What can you do to plan ahead so that any unexpected storms don’t find you unprepared?
- Have a family meeting with your older adult parent (facilitated by your financial planner or other professional, if that is helpful). During this meeting, discuss current and future challenges that your parent(s) may face, what alternatives they would consider as solutions to these challenges, and what resources they have to solve these challenges.
- As a result of the family meeting(s), have a written plan of action that includes all of the above, and, if needed, also includes what professional team members would need to be called upon (financial planner, elder law attorney, geriatric care manager, etc.).
- Make sure all estate planning documents are up-to-date and reflect your parents’ current wishes and situation.
- Put a Family Care Plan in place so that everyone knows their role in advance (and family conflicts are avoided, as much as possible).
- Help your parent(s) complete the Personal Record Keeping Document and Letter of Last Instruction (and keep it up-to-date) so that all important information is in one place and handy and a moment’s notice in a crisis.
Going back to my recent hurricane situation, I happened to luck out. I was at a very secure hotel property during the oncoming storm, and while I got delayed an extra day due to the airport being shut down, the worst thing I had to endure was wearing some dirty clothes and dealing with some restless children at the hotel because Disney was also closed for the day. If you don’t help your aging parents plan, I can assure you the results won’t be as kind. The key is to start the conversation – it is not an easy one, but it is one of the most important conversations you may have in your lifetime! Please contact me if I can be of help.

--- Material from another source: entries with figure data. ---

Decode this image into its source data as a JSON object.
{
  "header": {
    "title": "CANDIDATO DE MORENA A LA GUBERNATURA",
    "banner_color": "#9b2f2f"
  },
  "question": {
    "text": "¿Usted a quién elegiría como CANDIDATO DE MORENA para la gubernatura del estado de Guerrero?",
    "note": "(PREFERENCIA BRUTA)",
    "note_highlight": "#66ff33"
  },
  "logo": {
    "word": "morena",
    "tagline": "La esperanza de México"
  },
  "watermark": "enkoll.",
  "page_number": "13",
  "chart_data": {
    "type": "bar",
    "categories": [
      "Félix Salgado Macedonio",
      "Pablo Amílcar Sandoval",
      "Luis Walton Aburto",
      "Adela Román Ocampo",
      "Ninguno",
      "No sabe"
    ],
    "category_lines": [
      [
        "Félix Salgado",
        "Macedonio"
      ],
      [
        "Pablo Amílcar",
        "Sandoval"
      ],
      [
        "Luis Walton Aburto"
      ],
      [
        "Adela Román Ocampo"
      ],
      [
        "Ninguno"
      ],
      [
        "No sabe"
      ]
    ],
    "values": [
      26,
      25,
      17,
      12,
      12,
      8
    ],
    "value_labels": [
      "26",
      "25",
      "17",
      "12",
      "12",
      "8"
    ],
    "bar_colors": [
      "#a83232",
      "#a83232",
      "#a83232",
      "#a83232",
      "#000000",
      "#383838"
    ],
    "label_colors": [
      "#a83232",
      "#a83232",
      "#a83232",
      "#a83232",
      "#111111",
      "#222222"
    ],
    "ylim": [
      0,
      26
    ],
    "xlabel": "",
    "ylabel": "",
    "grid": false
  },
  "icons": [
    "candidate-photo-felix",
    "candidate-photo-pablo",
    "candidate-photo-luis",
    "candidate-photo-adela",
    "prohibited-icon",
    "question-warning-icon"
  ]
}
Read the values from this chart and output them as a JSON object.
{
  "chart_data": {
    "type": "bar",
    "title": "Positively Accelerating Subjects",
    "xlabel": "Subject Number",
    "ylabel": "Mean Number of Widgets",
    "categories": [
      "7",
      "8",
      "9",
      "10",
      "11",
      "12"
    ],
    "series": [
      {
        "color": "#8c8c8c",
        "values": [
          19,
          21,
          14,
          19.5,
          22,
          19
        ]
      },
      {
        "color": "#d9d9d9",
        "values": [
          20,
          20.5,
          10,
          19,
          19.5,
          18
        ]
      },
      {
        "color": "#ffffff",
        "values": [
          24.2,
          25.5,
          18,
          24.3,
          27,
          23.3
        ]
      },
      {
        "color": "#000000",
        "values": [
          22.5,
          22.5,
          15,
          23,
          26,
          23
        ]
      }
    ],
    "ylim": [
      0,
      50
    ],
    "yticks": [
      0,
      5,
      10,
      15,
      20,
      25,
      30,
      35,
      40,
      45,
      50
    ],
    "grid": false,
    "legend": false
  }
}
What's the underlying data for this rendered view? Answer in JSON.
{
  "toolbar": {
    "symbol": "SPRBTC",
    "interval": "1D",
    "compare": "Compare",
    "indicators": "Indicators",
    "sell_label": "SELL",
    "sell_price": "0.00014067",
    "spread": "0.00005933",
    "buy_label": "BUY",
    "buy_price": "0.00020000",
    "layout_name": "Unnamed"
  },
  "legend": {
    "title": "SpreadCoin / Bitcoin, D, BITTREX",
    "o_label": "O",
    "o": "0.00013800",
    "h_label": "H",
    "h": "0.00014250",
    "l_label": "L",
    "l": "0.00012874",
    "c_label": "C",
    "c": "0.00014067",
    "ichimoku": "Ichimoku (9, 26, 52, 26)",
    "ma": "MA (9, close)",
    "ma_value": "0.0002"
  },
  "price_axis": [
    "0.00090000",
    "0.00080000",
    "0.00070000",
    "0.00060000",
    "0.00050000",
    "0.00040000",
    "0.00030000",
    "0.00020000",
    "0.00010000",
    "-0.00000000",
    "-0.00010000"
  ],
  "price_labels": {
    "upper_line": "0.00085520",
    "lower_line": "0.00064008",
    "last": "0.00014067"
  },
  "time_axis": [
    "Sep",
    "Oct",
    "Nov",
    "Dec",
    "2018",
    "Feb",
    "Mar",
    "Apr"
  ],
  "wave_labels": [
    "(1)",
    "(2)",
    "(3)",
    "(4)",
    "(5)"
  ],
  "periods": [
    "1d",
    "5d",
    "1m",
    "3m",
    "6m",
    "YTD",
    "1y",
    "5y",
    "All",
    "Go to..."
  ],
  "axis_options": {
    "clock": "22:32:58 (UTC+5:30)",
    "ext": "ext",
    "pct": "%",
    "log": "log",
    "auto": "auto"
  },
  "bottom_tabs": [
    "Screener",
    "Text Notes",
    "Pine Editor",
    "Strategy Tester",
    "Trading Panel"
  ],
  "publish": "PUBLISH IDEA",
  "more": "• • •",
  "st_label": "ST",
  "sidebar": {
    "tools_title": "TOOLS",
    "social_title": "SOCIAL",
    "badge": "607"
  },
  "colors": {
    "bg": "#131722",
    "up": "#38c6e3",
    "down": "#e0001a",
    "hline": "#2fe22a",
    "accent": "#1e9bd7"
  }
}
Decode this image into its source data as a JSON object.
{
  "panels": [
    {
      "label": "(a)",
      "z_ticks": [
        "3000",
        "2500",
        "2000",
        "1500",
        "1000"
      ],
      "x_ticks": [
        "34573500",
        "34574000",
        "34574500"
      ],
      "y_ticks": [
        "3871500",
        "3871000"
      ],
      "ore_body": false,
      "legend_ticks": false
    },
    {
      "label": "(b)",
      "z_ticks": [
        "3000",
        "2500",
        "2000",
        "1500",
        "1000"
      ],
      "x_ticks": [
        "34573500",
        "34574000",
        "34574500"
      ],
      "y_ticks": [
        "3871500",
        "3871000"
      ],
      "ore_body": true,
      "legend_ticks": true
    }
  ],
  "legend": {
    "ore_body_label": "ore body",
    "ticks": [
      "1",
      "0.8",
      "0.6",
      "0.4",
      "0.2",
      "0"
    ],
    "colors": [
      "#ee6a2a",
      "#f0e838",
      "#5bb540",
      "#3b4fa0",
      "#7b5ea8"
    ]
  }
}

Sandra Adams, CFP® , CeFT™ is a Partner and Financial Planner at Center for Financial Planning, Inc.® Sandy specializes in Elder Care Financial Planning and is a frequent speaker on related topics. In addition to her frequent contributions to Money Centered, she is regularly quoted in national media publications such as The Wall Street Journal, Research Magazine and Journal of Financial Planning.
The information contained in this report does not purport to be a complete description of the securities, markets, or developments referred to in this material. The information has been obtained from sources considered to be reliable, but we do not guarantee that the foregoing material is accurate or complete. Any opinions are those of Sandy Adams and not necessarily those of Raymond James. Prior to making an investment decision, please consult with your financial advisor about your individual situation.